Liberal Leader Justin Trudeau denounced a series of planned taxpayer-funded anti-marijuana advertisements from Health Canada on Friday, calling them a “thinly-veiled partisan attack” against his party by the federal Conservatives.

In an interview with CTV Winnipeg on Friday, Trudeau accused the Tories of using taxpayer money to discredit his pro-marijuana platform ahead of the 2015 federal election.

According to a Postmedia report, the ads are estimated to cost $5 million.

“It’s become increasingly clear the government is very ready to use taxpayer dollars for partisan gains,” Trudeau said in Winnipeg, Man. on Friday morning. He said if the Conservatives want to truly address public health issues facing Canadian youth, they should focus Health Canada ads on cigarettes and alcohol, instead of marijuana.

“If we were actually looking at challenges to young people’s health, we’d be looking at the impacts of alcohol and binge drinking on young people, instead of the lesser impacts of marijuana as a public health problem,” he said. A World Health Organization report says Canada has the highest rate of teen marijuana use among 29 developed countries. “If the government was truly interested in educating people about the facts around marijuana, they might not be distorting my position as aggressively as they are,” Trudeau said.

The Liberal Leader said his party’s plan to legalize and regulate marijuana is aimed at making it harder for teens to get access to the drug. He also said government regulation would help keep the proceeds of marijuana sales from funding organized crime. “Kids find it easier to get a joint right now than they do to buy a bottle of beer or even a cigarette, and that’s why we’re failing at protecting our kids,” he said. “We need to make sure that our young people do not have access to marijuana the way they do right now, because it is a harmful substance.”

MacKay not budging

Trudeau’s comments came on the same day federal Justice Minister Peter MacKay reaffirmed the Conservative government’s anti-marijuana stance. MacKay said on Friday that Trudeau’s desire to legalize marijuana for recreational use is “the wrong direction for Canada’s youth.”

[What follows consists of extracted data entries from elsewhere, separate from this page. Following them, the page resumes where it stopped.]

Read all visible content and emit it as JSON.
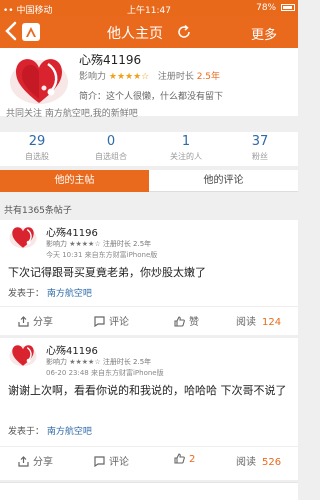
{
  "status_bar": {
    "carrier": "•• 中国移动",
    "time": "上午11:47",
    "battery": "78%"
  },
  "header": {
    "back_icon": "chevron-left-icon",
    "logo_icon": "app-logo-icon",
    "title": "他人主页",
    "refresh_icon": "refresh-icon",
    "more_label": "更多"
  },
  "profile": {
    "name": "心殇41196",
    "influence_label": "影响力",
    "stars": "★★★★☆",
    "registration_label": "注册时长",
    "registration_value": "2.5年",
    "bio": "简介：这个人很懒，什么都没有留下",
    "follow": "共同关注 南方航空吧,我的新鲜吧"
  },
  "stats": [
    {
      "value": "29",
      "label": "自选股"
    },
    {
      "value": "0",
      "label": "自选组合"
    },
    {
      "value": "1",
      "label": "关注的人"
    },
    {
      "value": "37",
      "label": "粉丝"
    }
  ],
  "tabs": {
    "active": "他的主帖",
    "inactive": "他的评论"
  },
  "post_count": "共有1365条帖子",
  "posts": [
    {
      "name": "心殇41196",
      "meta": "影响力 ★★★★☆ 注册时长 2.5年",
      "time": "今天 10:31  来自东方财富iPhone版",
      "content": "下次记得跟哥买夏竟老弟，你炒股太嫩了",
      "source_label": "发表于：",
      "source_link": "南方航空吧",
      "share": "分享",
      "comment": "评论",
      "like": "赞",
      "read": "阅读",
      "read_count": "124"
    },
    {
      "name": "心殇41196",
      "meta": "影响力 ★★★★☆ 注册时长 2.5年",
      "time": "06-20 23:48  来自东方财富iPhone版",
      "content": "谢谢上次啊，看看你说的和我说的，哈哈哈 下次哥不说了",
      "source_label": "发表于：",
      "source_link": "南方航空吧",
      "share": "分享",
      "comment": "评论",
      "like": "2",
      "read": "阅读",
      "read_count": "526"
    }
  ],
  "colors": {
    "brand_orange": "#ea6a1d",
    "link_blue": "#2e6aa7",
    "star": "#f2a01a"
  }
}
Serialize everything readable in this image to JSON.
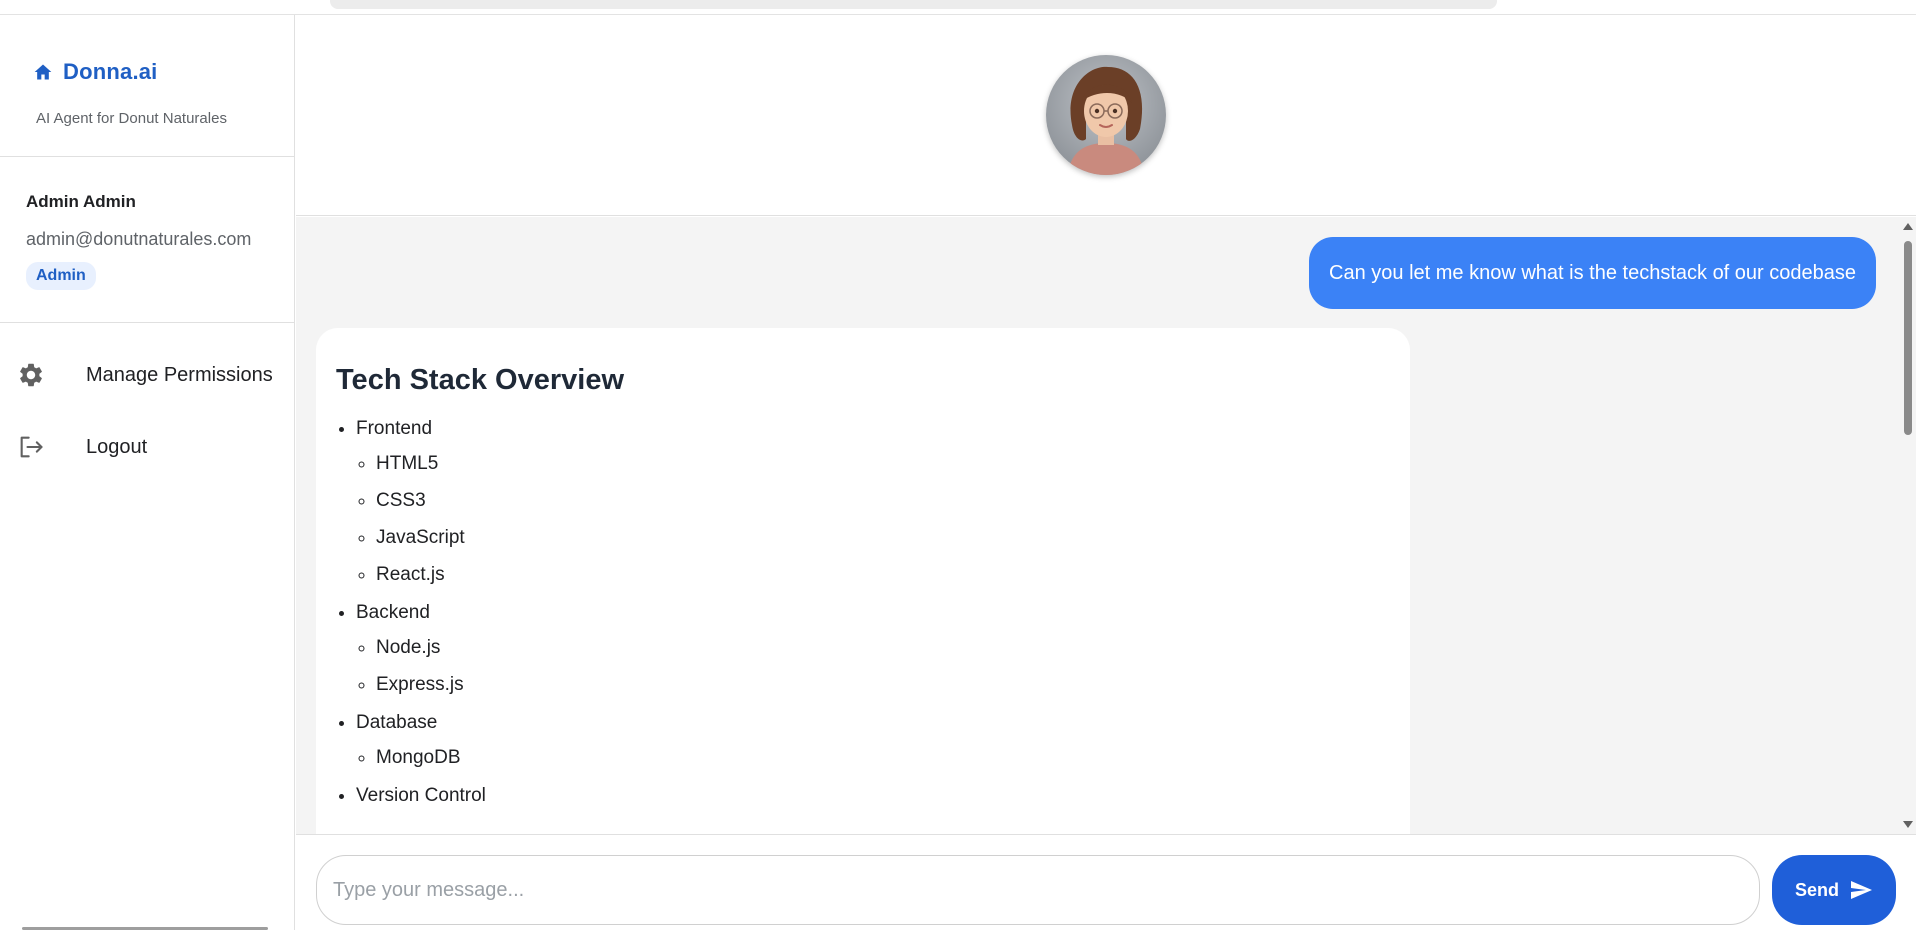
{
  "brand": {
    "name": "Donna.ai",
    "tagline": "AI Agent for Donut Naturales",
    "icon": "home-icon"
  },
  "user": {
    "name": "Admin Admin",
    "email": "admin@donutnaturales.com",
    "role": "Admin"
  },
  "nav": [
    {
      "label": "Manage Permissions",
      "icon": "gear-icon"
    },
    {
      "label": "Logout",
      "icon": "logout-icon"
    }
  ],
  "colors": {
    "accent": "#1f5fc4",
    "user_bubble": "#3b82f6",
    "send_button": "#1f5fd9",
    "chat_bg": "#f4f4f4"
  },
  "chat": {
    "user_message": "Can you let me know what is the techstack of our codebase",
    "bot": {
      "title": "Tech Stack Overview",
      "sections": [
        {
          "name": "Frontend",
          "items": [
            "HTML5",
            "CSS3",
            "JavaScript",
            "React.js"
          ]
        },
        {
          "name": "Backend",
          "items": [
            "Node.js",
            "Express.js"
          ]
        },
        {
          "name": "Database",
          "items": [
            "MongoDB"
          ]
        },
        {
          "name": "Version Control",
          "items": []
        }
      ]
    }
  },
  "composer": {
    "placeholder": "Type your message...",
    "send_label": "Send",
    "send_icon": "send-icon"
  }
}
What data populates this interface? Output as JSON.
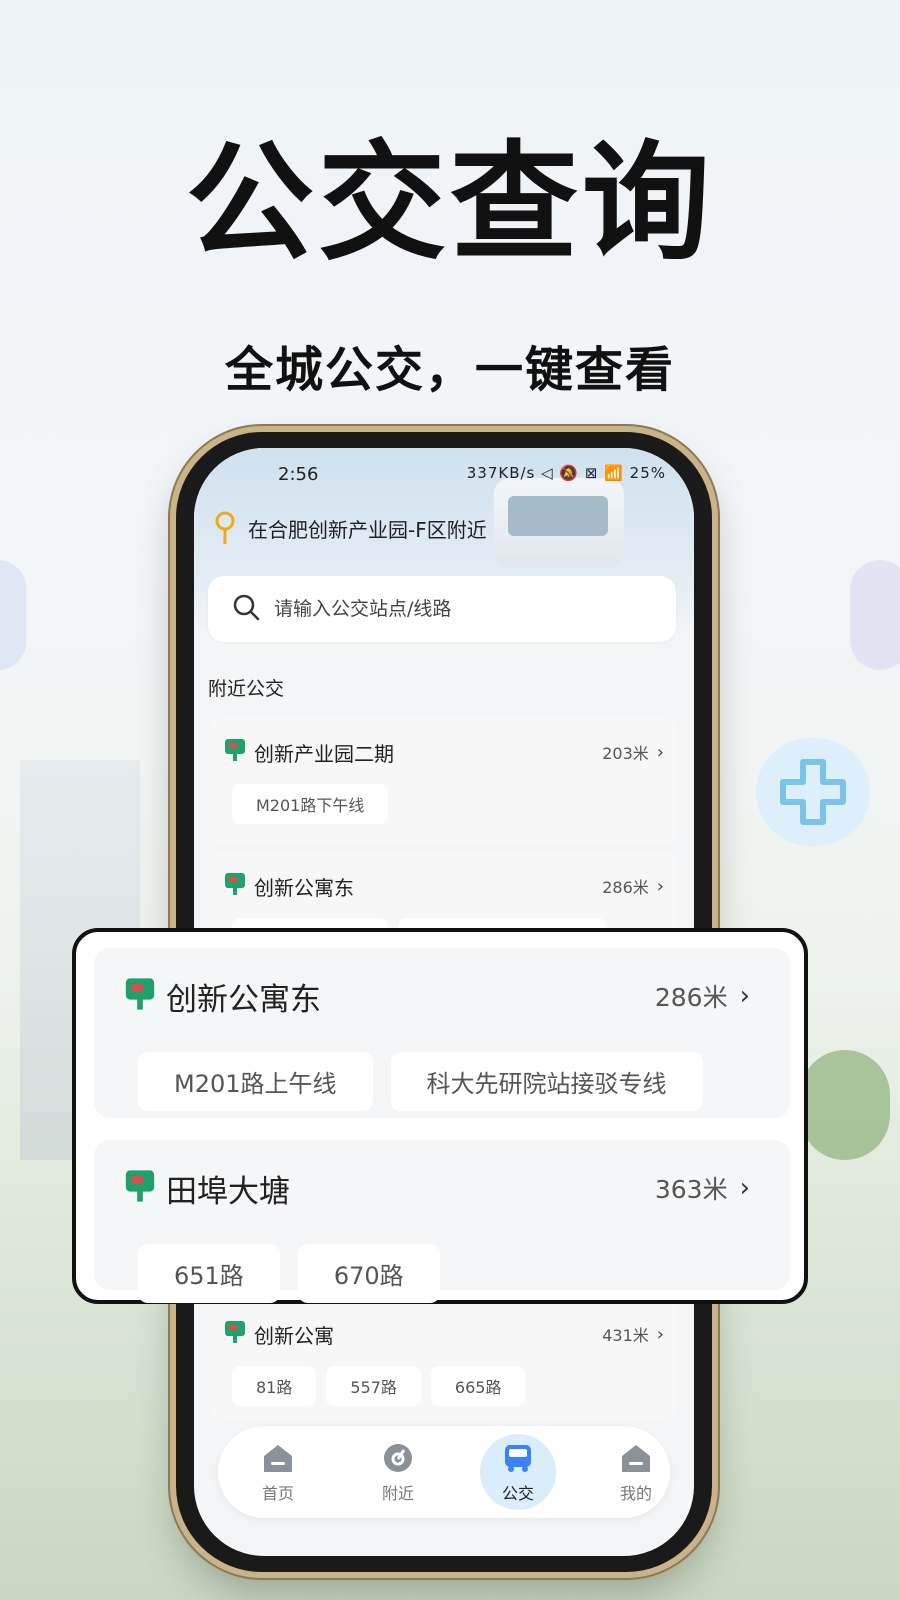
{
  "hero": {
    "title": "公交查询",
    "subtitle": "全城公交，一键查看"
  },
  "status_bar": {
    "time": "2:56",
    "right": "337KB/s ◁ 🔕 ⊠ 📶 25%"
  },
  "location": {
    "text": "在合肥创新产业园-F区附近"
  },
  "search": {
    "placeholder": "请输入公交站点/线路"
  },
  "nearby": {
    "title": "附近公交",
    "stations": [
      {
        "name": "创新产业园二期",
        "distance": "203米",
        "routes": [
          "M201路下午线"
        ]
      },
      {
        "name": "创新公寓东",
        "distance": "286米",
        "routes": [
          "M201路上午线",
          "科大先研院站接驳专线"
        ]
      },
      {
        "name": "创新公寓",
        "distance": "431米",
        "routes": [
          "81路",
          "557路",
          "665路"
        ]
      }
    ]
  },
  "overlay": {
    "stations": [
      {
        "name": "创新公寓东",
        "distance": "286米",
        "routes": [
          "M201路上午线",
          "科大先研院站接驳专线"
        ]
      },
      {
        "name": "田埠大塘",
        "distance": "363米",
        "routes": [
          "651路",
          "670路"
        ]
      }
    ]
  },
  "tabbar": {
    "tabs": [
      {
        "label": "首页",
        "icon": "home-icon"
      },
      {
        "label": "附近",
        "icon": "nearby-icon"
      },
      {
        "label": "公交",
        "icon": "bus-icon",
        "active": true
      },
      {
        "label": "我的",
        "icon": "profile-icon"
      }
    ]
  },
  "colors": {
    "stop_icon_green": "#22a06b",
    "stop_icon_red": "#e5484d",
    "active_tab_bg": "#d9edfa",
    "bus_icon_blue": "#3b82f6"
  }
}
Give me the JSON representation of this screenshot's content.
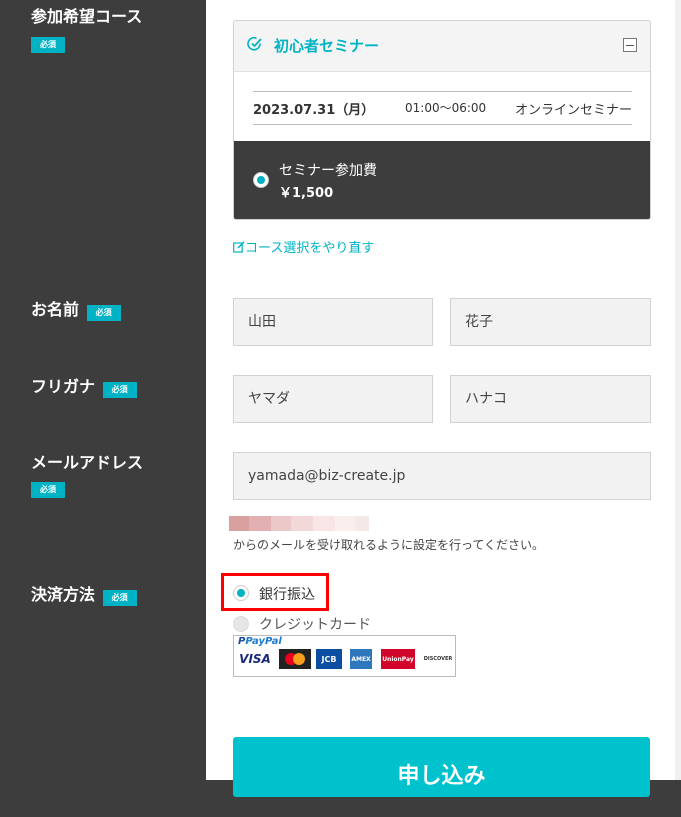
{
  "sidebar": {
    "course_label": "参加希望コース",
    "name_label": "お名前",
    "kana_label": "フリガナ",
    "email_label": "メールアドレス",
    "payment_label": "決済方法",
    "required_badge": "必須"
  },
  "course": {
    "title": "初心者セミナー",
    "date": "2023.07.31（月）",
    "time": "01:00〜06:00",
    "type": "オンラインセミナー",
    "fee_label": "セミナー参加費",
    "fee_value": "￥1,500",
    "redo_link": "コース選択をやり直す"
  },
  "form": {
    "last_name": "山田",
    "first_name": "花子",
    "last_kana": "ヤマダ",
    "first_kana": "ハナコ",
    "email": "yamada@biz-create.jp",
    "email_note": "からのメールを受け取れるように設定を行ってください。"
  },
  "payment": {
    "option_bank": "銀行振込",
    "option_card": "クレジットカード",
    "paypal_text": "PayPal",
    "visa": "VISA",
    "jcb": "JCB",
    "amex": "AMEX",
    "unionpay": "UnionPay",
    "discover": "DISCOVER"
  },
  "submit": {
    "label": "申し込み"
  },
  "colors": {
    "accent": "#00b3c4",
    "sidebar": "#3d3d3d",
    "highlight": "#ff0000"
  }
}
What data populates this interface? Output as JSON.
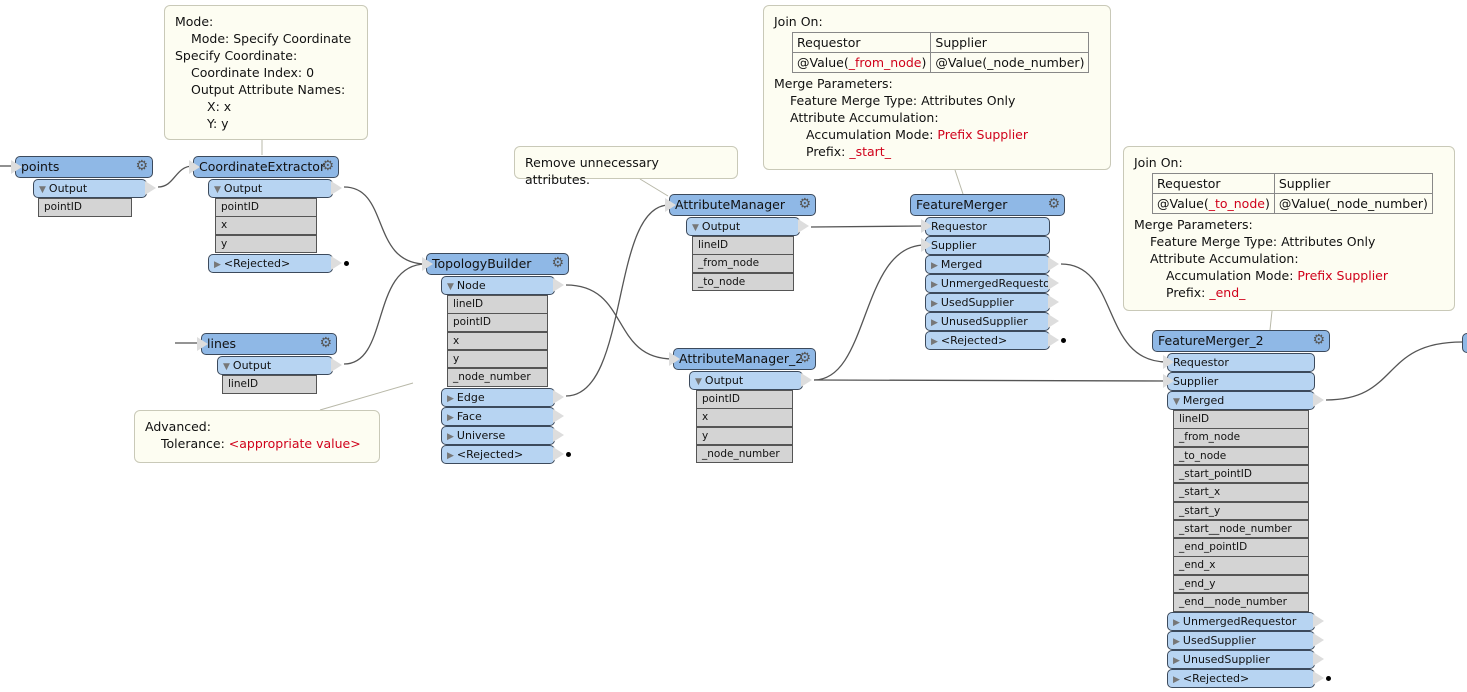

Speaking at a police K-9 unit demonstration in Aurora, Ont., MacKay said the Conservatives have no intention of legalizing or de-criminalizing marijuana in the future. “We do not intend to make marijuana more readily available or accessible to Canadians, and in particular, to children,” MacKay told reporters. “The harms that would flow from that position are very obvious.”

MacKay also criticized Trudeau for his resolute pro-marijuana stance. “Mr. Trudeau has been quite adamant that he would legalize marijuana. We think this is wrong-headed, and the wrong direction for the country, and certainly the wrong direction for Canada’s youth,” MacKay said.

Friday’s comments from MacKay and Trudeau are the latest in an ongoing war of words between the Liberals and the Conservatives over the future of marijuana in Canada. Last month, Veterans Affairs Minister Julian Fantino distributed anti-Trudeau flyers in his Vaughan, Ont. riding, claiming Trudeau wants to educate children on the benefits of pot.

Budding debate over marijuana

Trudeau fired back at the Fantino pot-shot earlier this week. “I’ve been very clear that we need to control and regulate marijuana use to protect our young people from marijuana use,” Trudeau told reporters in Saskatoon, Sask. on Thursday, in response to a question about the flyers. He said he aims to curb marijuana use among Canadian teens, which he said can be "problematic" for their developing brains. “We need a reasonable conversation about how best to protect our young people,” Trudeau said. “Our current approach is failing young people, and failing to protect them.”

The flyer accuses Trudeau of seeking to normalize drug use among children. “Legalization is an irresponsible policy that only puts dangerous drugs on the streets and in our communities, and sends the wrong message to children that recreation drug use is okay,” Fantino is quoted as saying on the flyer.

Marijuana possession is illegal in Canada and most parts of the United States. Colorado and Washington are the only North American jurisdictions to legalize its use for recreational purposes, prompting some Canadians to push for similar laws in Canada.

“We’ve made our position very clear,” MacKay said on Friday. “We believe that there are implicit harms and risks associated with marijuana use.”

MacKay also said he’s “very concerned” about the number of marijuana-related cases of impaired driving in Canada. “We know that that is an issue that’s on the rise,” he said.

The Justice Minister dismissed medical marijuana use as falling into a different category.